She had been less than eighteen when he had married her, fourteen years younger than he, and when he found himself with a shy, elusive bride he handled her very gently, believing that tenderness and forbearance would win for him the loving, vital creature he was so sure lived behind the nervous child.

He had caught glimpses of that creature—or so he thought—but he had never won her; and the fear that he had deceived himself was beginning to grow on him. She was dutiful, even submissive; sometimes an entrancing companion, always a well-mannered one; but although she never repulsed his advances she never courted them, or gave any sign that she could not be perfectly happy out of his company. Once installed in Grosvenor Square she entered with apparent zest into every fashionable amusement, took her young sister-in-law into society, rapidly acquired a court of her own, and was by no means the sort of wife who constantly demanded her husband’s escort.
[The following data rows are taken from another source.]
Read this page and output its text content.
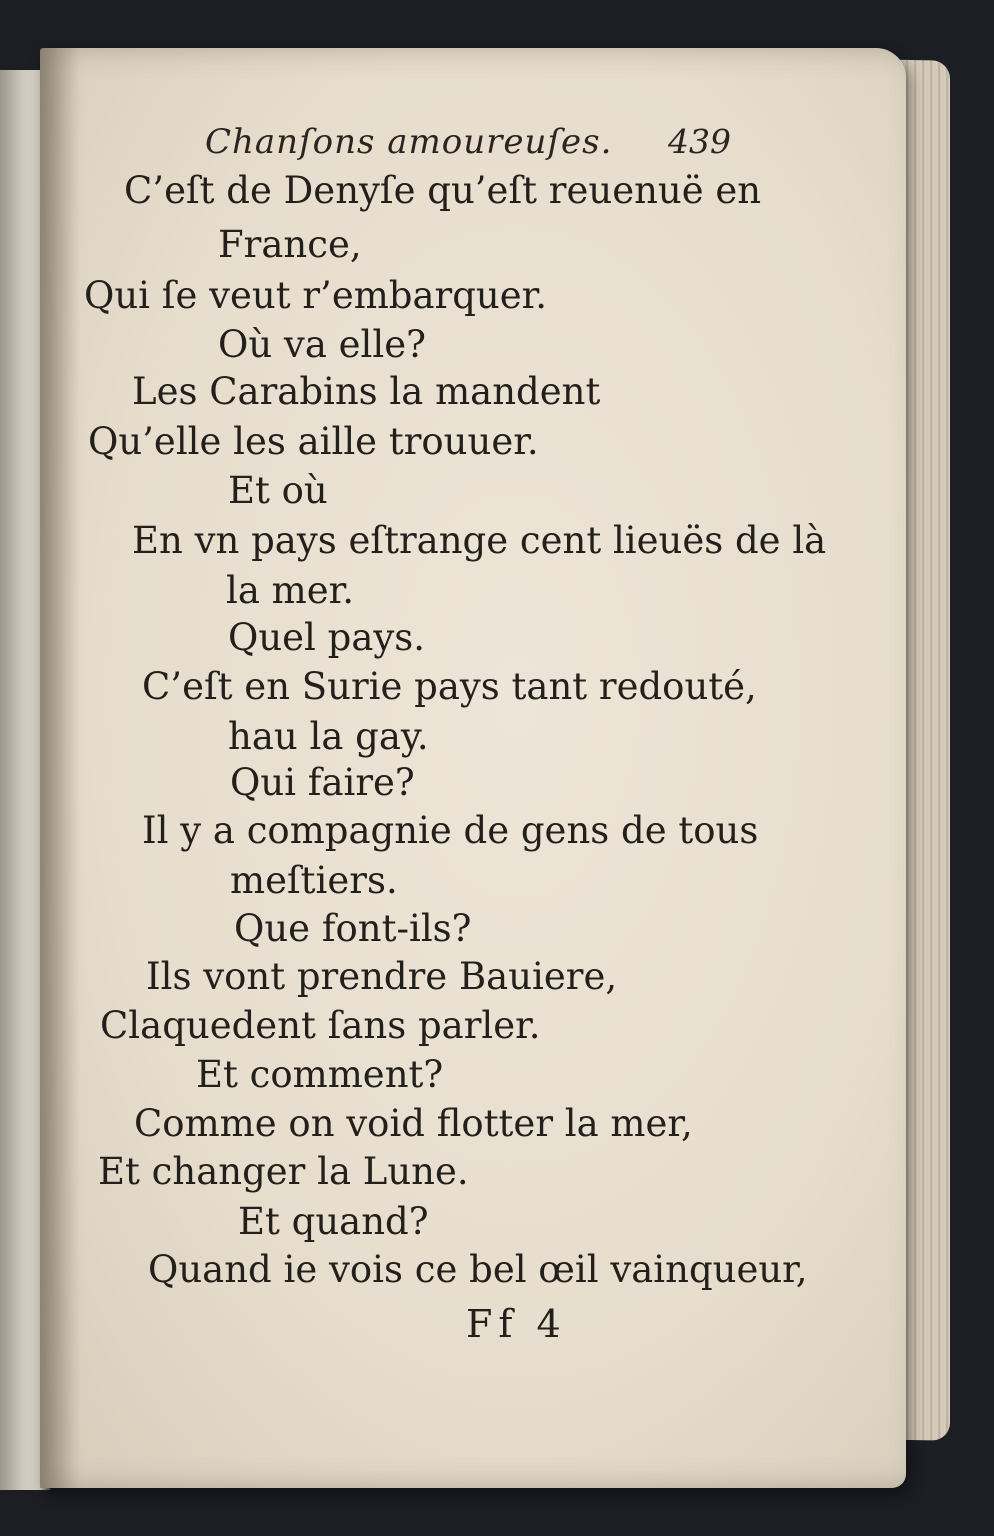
Chanſons amoureuſes. 439
C’eſt de Denyſe qu’eſt reuenuë en
France,
Qui ſe veut r’embarquer.
Où va elle?
Les Carabins la mandent
Qu’elle les aille trouuer.
Et où
En vn pays eſtrange cent lieuës de là
la mer.
Quel pays.
C’eſt en Surie pays tant redouté,
hau la gay.
Qui faire?
Il y a compagnie de gens de tous
meſtiers.
Que font-ils?
Ils vont prendre Bauiere,
Claquedent ſans parler.
Et comment?
Comme on void flotter la mer,
Et changer la Lune.
Et quand?
Quand ie vois ce bel œil vainqueur,
Ff 4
She was extravagant; he had today discovered that, like the rest of her family, she was a gamester; and what affection she had she appeared to lavish on her little sisters, and on her scapegrace of a brother. There had been plenty of people to tell Cardross that Nell had accepted him for the sake of his wealth. He had not believed them, but he was beginning to wonder. In her precipitate retreat from his book-room he saw only a spoilt child’s desire to escape from a disagreeable schoolmaster, and never dreamed that she had fled because her feelings threatened to overcome her.

She made for the shelter of her own apartments, hoping, since she needed a little time in which to compose herself, that she would not find her dresser already there. She did not. She found her sister-in-law instead, blithely engaged in trying on one of those eight—no, nine!—modish hats.